Its main selling point is ease of administration. Due to its unique coating, iron remains circulating in the blood, but is steadily absorbed over a longer period. This means IDA patients with CKD require fewer infusions to maintain healthy levels of circulating iron.

A label expansion that would vastly increase the product's potential market to all adult IDA patients with an oral iron intolerance is under review. It seems the FDA has been dragging its regulatory feet. In September 2013, the FDA requested additional information and extended its decision date to January 21, 2014. The company met with the regulator on January 7, but apparently the application is still in limbo.

On January 13, 2014, the company released preliminary fourth quarter and full year results for 2013. Annual Feraheme revenue grew 28% in 2013. Given an increasingly cost conscious environment in the US, and the possible label expansion, I think we can expect some movement in this company's share price very soon.

A simpler anticoagulant
Portola Pharmaceuticals may soon turn the world of blood thinners on its head.
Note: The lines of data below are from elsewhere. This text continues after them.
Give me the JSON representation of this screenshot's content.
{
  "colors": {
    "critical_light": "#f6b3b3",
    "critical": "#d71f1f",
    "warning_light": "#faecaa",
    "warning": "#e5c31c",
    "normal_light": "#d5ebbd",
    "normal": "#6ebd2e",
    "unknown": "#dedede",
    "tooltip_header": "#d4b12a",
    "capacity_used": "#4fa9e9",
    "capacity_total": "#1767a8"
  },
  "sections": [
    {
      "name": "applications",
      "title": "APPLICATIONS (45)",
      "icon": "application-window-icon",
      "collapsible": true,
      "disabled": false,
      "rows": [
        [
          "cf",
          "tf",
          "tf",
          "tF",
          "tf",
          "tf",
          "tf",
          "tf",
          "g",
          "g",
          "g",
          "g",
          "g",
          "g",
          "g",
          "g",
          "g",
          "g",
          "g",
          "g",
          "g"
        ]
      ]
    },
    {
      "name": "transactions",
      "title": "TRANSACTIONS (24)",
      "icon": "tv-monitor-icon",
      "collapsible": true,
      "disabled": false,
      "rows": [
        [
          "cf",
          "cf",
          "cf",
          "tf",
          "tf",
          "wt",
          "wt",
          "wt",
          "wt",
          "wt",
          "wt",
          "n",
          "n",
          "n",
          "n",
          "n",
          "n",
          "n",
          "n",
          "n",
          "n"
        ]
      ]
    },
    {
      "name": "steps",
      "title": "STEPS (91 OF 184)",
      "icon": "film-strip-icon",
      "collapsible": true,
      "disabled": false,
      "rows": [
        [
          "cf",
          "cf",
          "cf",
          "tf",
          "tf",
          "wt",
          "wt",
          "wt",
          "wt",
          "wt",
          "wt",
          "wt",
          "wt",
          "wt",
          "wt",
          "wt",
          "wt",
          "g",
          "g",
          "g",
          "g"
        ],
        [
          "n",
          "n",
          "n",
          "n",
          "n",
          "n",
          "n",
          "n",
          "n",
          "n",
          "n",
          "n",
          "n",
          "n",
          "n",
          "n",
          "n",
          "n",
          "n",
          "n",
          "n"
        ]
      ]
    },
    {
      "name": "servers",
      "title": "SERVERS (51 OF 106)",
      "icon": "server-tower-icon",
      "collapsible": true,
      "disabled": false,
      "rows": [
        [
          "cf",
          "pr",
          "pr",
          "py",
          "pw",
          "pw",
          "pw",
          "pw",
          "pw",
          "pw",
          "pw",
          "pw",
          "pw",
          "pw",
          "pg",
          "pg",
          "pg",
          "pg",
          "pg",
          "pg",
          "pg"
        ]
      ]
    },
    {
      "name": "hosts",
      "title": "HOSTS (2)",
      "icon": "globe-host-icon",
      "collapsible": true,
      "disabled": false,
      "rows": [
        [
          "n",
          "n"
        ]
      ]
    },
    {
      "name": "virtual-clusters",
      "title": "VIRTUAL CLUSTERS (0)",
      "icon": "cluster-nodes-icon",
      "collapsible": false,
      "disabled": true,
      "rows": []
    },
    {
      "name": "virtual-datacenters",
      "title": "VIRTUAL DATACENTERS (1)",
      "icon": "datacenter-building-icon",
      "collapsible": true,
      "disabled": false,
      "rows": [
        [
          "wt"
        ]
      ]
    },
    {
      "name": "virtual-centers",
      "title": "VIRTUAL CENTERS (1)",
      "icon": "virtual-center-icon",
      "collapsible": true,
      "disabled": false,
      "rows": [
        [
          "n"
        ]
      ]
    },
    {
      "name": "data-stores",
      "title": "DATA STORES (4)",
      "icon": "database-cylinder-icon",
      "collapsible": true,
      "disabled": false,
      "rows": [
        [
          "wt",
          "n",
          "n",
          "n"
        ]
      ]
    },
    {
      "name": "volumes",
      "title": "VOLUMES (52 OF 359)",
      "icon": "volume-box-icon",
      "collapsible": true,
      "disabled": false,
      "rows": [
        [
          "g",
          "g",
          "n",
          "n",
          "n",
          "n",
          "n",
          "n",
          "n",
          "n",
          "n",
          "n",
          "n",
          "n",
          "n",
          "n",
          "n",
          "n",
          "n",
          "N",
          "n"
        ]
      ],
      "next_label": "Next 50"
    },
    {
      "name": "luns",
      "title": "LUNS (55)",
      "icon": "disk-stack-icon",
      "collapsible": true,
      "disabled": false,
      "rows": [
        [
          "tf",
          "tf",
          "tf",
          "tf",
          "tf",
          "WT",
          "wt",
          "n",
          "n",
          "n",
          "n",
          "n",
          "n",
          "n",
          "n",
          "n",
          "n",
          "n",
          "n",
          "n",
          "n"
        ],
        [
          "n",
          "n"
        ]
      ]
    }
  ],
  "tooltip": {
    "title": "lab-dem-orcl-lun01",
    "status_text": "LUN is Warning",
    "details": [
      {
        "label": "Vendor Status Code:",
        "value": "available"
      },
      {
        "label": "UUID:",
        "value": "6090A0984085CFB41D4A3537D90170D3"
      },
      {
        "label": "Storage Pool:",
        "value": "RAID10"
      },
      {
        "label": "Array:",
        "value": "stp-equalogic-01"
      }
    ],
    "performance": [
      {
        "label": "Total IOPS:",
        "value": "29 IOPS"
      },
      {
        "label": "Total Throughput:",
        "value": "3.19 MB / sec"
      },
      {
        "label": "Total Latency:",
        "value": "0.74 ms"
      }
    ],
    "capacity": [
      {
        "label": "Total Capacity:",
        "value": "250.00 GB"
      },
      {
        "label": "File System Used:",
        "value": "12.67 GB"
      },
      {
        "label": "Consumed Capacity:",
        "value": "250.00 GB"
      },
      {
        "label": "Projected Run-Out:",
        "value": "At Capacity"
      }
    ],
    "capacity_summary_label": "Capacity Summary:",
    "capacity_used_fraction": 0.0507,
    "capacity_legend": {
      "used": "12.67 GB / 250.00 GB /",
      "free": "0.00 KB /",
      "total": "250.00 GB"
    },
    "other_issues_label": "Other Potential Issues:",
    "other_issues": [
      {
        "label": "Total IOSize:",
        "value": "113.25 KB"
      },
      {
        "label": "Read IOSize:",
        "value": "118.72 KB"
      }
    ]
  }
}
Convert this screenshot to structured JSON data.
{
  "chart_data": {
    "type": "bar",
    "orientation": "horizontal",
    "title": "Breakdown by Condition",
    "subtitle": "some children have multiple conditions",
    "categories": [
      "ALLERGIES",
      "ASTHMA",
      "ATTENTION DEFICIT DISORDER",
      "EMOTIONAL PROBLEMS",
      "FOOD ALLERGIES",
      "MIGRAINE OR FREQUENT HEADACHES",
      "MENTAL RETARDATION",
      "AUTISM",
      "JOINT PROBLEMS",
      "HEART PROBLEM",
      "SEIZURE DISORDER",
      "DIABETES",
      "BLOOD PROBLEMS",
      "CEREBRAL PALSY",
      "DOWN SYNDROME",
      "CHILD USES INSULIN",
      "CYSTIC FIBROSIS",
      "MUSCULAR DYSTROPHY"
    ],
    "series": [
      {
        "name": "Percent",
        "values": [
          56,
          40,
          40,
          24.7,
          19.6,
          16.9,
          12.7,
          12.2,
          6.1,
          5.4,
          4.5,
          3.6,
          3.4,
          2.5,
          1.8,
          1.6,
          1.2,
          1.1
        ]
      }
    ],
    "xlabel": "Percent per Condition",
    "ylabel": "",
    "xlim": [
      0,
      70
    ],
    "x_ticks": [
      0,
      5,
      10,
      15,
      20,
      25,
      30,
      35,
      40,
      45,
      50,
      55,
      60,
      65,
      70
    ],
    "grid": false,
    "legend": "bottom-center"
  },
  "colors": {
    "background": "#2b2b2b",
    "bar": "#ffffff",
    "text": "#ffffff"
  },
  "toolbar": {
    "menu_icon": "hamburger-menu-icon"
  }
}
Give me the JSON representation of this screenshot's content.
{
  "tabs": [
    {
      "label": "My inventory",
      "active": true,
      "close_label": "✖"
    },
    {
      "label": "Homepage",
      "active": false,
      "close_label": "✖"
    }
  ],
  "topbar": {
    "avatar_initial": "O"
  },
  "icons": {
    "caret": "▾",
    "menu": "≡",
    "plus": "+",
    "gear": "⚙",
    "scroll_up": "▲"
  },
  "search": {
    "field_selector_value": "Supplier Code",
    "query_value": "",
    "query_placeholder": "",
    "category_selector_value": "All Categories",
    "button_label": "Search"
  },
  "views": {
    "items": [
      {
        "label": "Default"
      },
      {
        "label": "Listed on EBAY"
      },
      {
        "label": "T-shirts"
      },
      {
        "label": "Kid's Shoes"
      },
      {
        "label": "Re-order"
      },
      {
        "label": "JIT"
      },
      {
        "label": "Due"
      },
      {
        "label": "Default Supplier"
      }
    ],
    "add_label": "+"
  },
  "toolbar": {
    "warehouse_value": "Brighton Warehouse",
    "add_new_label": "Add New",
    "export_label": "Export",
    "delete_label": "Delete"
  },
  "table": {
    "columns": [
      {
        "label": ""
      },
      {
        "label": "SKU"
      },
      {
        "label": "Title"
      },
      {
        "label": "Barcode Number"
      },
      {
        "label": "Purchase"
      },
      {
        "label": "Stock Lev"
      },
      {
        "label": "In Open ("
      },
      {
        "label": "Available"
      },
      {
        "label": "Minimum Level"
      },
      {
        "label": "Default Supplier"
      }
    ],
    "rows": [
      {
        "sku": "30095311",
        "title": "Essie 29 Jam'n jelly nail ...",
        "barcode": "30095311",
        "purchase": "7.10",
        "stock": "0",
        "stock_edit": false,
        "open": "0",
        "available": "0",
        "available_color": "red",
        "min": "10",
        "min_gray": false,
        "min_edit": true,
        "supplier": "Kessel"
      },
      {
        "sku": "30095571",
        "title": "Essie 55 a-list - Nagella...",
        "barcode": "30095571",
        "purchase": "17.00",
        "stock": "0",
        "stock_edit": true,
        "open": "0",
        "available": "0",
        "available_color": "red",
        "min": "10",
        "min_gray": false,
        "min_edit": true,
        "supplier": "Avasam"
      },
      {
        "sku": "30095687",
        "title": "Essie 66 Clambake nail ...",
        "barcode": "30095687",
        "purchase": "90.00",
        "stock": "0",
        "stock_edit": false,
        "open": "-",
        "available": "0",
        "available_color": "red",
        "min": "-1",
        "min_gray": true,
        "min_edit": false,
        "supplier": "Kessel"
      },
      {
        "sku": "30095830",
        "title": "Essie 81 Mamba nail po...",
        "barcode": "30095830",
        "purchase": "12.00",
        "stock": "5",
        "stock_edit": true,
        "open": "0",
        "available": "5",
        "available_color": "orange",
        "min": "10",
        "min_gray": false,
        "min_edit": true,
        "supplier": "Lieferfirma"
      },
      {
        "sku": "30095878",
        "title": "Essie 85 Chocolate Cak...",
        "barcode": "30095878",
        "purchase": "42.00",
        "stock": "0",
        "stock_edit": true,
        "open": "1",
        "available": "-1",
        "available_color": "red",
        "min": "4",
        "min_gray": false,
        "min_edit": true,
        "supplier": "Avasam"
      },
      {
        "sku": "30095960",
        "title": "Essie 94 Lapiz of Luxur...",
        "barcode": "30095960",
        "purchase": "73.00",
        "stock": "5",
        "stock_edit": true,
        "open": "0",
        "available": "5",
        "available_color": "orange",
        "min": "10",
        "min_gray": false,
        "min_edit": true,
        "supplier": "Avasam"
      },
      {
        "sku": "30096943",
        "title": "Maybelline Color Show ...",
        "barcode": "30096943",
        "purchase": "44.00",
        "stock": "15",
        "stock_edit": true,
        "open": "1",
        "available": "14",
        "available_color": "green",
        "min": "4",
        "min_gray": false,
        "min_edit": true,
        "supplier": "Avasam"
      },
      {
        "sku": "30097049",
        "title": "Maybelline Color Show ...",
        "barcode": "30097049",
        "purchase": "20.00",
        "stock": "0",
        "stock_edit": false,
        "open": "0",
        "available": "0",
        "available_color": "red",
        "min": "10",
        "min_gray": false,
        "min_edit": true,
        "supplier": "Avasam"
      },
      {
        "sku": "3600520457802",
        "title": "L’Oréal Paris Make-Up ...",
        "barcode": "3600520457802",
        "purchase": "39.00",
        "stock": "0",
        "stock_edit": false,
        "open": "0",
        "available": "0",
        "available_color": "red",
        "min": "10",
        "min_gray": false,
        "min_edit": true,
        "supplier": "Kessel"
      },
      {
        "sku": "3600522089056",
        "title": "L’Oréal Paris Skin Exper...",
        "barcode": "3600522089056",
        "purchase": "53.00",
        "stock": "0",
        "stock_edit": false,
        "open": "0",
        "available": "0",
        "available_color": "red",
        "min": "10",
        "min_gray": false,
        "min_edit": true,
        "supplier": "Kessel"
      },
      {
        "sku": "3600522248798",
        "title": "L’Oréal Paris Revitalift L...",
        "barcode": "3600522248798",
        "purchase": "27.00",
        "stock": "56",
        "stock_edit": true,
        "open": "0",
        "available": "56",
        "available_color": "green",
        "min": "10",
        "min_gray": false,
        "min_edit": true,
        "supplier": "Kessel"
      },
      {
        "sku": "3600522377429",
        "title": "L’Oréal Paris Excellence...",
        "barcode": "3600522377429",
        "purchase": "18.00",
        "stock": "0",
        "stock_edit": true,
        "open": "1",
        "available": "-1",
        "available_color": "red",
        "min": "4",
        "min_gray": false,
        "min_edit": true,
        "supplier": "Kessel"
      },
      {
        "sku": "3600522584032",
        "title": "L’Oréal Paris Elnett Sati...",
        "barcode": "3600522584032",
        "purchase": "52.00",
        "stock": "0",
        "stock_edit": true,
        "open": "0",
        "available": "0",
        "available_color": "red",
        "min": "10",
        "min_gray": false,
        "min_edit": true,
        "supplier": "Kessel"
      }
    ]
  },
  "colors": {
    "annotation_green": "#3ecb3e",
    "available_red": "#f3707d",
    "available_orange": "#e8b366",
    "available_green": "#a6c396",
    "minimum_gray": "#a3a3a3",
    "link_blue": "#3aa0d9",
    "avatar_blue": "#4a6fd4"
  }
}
Less than a year after its IPO, the company has an oral once-daily inhibitor of Factor Xa, named betrixaban, in a pivotal Phase 3 trial for prevention of blood clots known as venous thromboembolisms (VBTs).

After various types of surgery, patients are typically given enoxaparin as an injection in a hospital setting. The drug itself is safe, but keeping it at an effective level in the bloodstream is difficult, and requires a fair amount of monitoring. Patients are typically given enoxaparin post surgery, but stop after they're sent home. Far too often, patients then develop blood clots that pose serious health risks and require rehospitalization.

Betrixaban is a pill that can be taken once daily to continue prevention of VBTs without extensive monitoring. So far, it appears to maintain effective levels in the bloodstream without going overboard. Payers often penalize hospitals if patients are rehospitalized shortly after their discharge. If approved, betrixaban is likely to be very widely prescribed, saving health care providers a bundle.

Final thoughts
Winning approval will always be necessary, but providing more bang for every buck is becoming more important each year. There's a great deal of buzz surrounding the application of "Big Data" in medicine to streamline efficiency. That's all fine and good, but you don't need a database server to know the above programs are all capable of increasing capital efficiency in their respective health care settings.